The direction of the USD/JPY this week is likely to be driven by one factor – demand for safe haven assets. The catalysts controlling the price action will be economic reports and the stock market. With the end-of-the-month and the end-of-the-quarter rebalancings out of the way, traders will react more violently to the volatility in the stock market. If stocks rally then look for the Dollar to gain against the Yen. A steep drop in stocks, however, is likely to drive investors into safe have assets like the Yen.

Traders are likely to pay close attention to any news about trade wars especially the proposed meeting between the United States and China. The purpose of the meeting is to reach a compromise on the proposed tariffs by the U.S. against China. If the meeting is called off, or delayed then this could also shake up the financial markets.

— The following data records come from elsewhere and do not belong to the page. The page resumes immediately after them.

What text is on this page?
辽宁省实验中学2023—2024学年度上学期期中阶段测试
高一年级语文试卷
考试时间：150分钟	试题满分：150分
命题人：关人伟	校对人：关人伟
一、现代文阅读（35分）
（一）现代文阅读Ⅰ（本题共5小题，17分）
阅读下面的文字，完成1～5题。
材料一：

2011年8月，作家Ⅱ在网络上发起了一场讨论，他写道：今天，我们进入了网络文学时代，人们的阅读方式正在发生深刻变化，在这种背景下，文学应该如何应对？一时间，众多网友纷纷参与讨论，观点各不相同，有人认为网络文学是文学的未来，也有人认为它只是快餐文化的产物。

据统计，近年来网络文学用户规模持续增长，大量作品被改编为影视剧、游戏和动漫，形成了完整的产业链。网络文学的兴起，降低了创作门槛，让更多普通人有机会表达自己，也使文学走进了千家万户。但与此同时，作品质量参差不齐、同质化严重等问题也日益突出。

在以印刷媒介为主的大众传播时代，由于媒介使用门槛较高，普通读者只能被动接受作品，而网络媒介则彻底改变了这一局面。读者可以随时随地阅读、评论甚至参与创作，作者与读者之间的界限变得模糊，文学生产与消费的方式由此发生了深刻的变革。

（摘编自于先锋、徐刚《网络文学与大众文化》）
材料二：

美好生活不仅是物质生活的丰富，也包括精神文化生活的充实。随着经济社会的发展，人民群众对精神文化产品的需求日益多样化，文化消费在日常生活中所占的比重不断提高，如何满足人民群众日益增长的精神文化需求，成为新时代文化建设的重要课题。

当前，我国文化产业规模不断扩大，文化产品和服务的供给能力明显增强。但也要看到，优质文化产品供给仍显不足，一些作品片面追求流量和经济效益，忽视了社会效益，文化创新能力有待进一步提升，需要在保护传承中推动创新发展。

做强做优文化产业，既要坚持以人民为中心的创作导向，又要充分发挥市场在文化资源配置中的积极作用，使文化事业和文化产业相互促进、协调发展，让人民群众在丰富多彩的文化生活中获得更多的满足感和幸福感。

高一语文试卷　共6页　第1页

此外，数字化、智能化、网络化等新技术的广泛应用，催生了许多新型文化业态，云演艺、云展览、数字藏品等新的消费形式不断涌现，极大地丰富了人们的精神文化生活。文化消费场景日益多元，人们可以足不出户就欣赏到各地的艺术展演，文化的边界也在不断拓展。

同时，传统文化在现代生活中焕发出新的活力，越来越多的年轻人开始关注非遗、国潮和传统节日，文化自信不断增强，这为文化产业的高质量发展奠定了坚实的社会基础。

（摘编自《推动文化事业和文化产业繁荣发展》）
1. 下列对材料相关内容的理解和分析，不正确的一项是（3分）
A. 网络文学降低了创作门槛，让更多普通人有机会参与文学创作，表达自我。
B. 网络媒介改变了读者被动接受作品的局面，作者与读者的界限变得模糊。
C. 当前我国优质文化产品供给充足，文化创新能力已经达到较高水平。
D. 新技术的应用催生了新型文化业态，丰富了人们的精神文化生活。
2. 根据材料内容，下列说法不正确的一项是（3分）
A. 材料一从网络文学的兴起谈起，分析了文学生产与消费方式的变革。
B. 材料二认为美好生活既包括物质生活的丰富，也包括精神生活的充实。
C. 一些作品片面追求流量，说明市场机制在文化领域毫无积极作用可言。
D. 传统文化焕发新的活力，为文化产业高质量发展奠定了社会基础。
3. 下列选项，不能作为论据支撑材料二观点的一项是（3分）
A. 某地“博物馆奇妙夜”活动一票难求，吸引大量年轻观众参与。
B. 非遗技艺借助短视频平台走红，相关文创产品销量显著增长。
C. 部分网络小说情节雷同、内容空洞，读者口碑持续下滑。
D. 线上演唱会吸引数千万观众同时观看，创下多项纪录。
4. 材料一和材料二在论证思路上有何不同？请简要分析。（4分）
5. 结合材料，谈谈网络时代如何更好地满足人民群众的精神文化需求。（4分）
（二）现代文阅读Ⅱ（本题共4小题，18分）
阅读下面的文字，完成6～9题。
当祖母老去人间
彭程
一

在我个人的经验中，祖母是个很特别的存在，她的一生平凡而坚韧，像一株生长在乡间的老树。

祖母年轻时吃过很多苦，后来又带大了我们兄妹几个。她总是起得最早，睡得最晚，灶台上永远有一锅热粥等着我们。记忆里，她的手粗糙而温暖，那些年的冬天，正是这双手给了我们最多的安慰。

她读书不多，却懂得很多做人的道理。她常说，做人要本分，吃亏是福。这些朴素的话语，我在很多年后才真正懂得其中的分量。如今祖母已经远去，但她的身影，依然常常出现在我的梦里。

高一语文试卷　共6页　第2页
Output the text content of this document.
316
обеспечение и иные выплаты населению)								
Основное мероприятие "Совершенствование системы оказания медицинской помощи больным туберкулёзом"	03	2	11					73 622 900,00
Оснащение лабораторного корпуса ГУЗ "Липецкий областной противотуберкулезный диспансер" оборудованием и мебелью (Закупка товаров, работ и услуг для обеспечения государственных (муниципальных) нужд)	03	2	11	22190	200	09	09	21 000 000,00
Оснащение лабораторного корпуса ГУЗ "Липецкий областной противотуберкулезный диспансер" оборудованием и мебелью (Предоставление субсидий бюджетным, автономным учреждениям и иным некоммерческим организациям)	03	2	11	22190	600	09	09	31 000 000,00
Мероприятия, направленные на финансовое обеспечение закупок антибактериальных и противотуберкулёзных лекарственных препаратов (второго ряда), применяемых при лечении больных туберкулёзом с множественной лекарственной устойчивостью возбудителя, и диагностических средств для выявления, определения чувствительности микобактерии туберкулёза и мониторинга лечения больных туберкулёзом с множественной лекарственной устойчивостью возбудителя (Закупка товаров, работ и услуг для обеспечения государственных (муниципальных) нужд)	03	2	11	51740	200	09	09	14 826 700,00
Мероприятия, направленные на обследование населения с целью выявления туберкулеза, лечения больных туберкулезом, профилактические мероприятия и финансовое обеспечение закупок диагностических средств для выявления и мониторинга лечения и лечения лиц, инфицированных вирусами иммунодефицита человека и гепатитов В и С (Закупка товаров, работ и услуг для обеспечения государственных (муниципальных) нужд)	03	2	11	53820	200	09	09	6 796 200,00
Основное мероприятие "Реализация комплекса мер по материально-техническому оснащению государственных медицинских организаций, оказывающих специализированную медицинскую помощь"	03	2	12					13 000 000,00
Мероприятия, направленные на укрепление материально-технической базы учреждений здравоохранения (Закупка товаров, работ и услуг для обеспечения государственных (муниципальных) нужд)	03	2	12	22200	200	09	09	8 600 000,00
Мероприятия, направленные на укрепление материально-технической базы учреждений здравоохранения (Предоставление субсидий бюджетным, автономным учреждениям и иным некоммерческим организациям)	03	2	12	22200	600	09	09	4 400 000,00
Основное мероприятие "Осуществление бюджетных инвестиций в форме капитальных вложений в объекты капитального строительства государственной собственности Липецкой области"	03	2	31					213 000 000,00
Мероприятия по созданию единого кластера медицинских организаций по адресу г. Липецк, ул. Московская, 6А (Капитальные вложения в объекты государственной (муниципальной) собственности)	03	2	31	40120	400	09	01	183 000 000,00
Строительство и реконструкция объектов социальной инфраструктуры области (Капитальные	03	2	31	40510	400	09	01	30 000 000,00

There are no major reports out of Japan this week, but there are minor reports such as the Tankan Manufacturing Index and the Tankan Non-Manufacturing Index.

Other reports include Final Manufacturing PMI, Household Spending, Average Cash Earnings and Leading Indicators.

The major reports in the U.S. include ISM Manufacturing PMI, ISM Non-Manufacturing PMI and Non-Farm Payrolls.

Several Federal Open Market Committee members are also scheduled to speak.

The tone of the week is likely to be determined by trade war fears, but the economic reports should cause periodic bouts of volatility.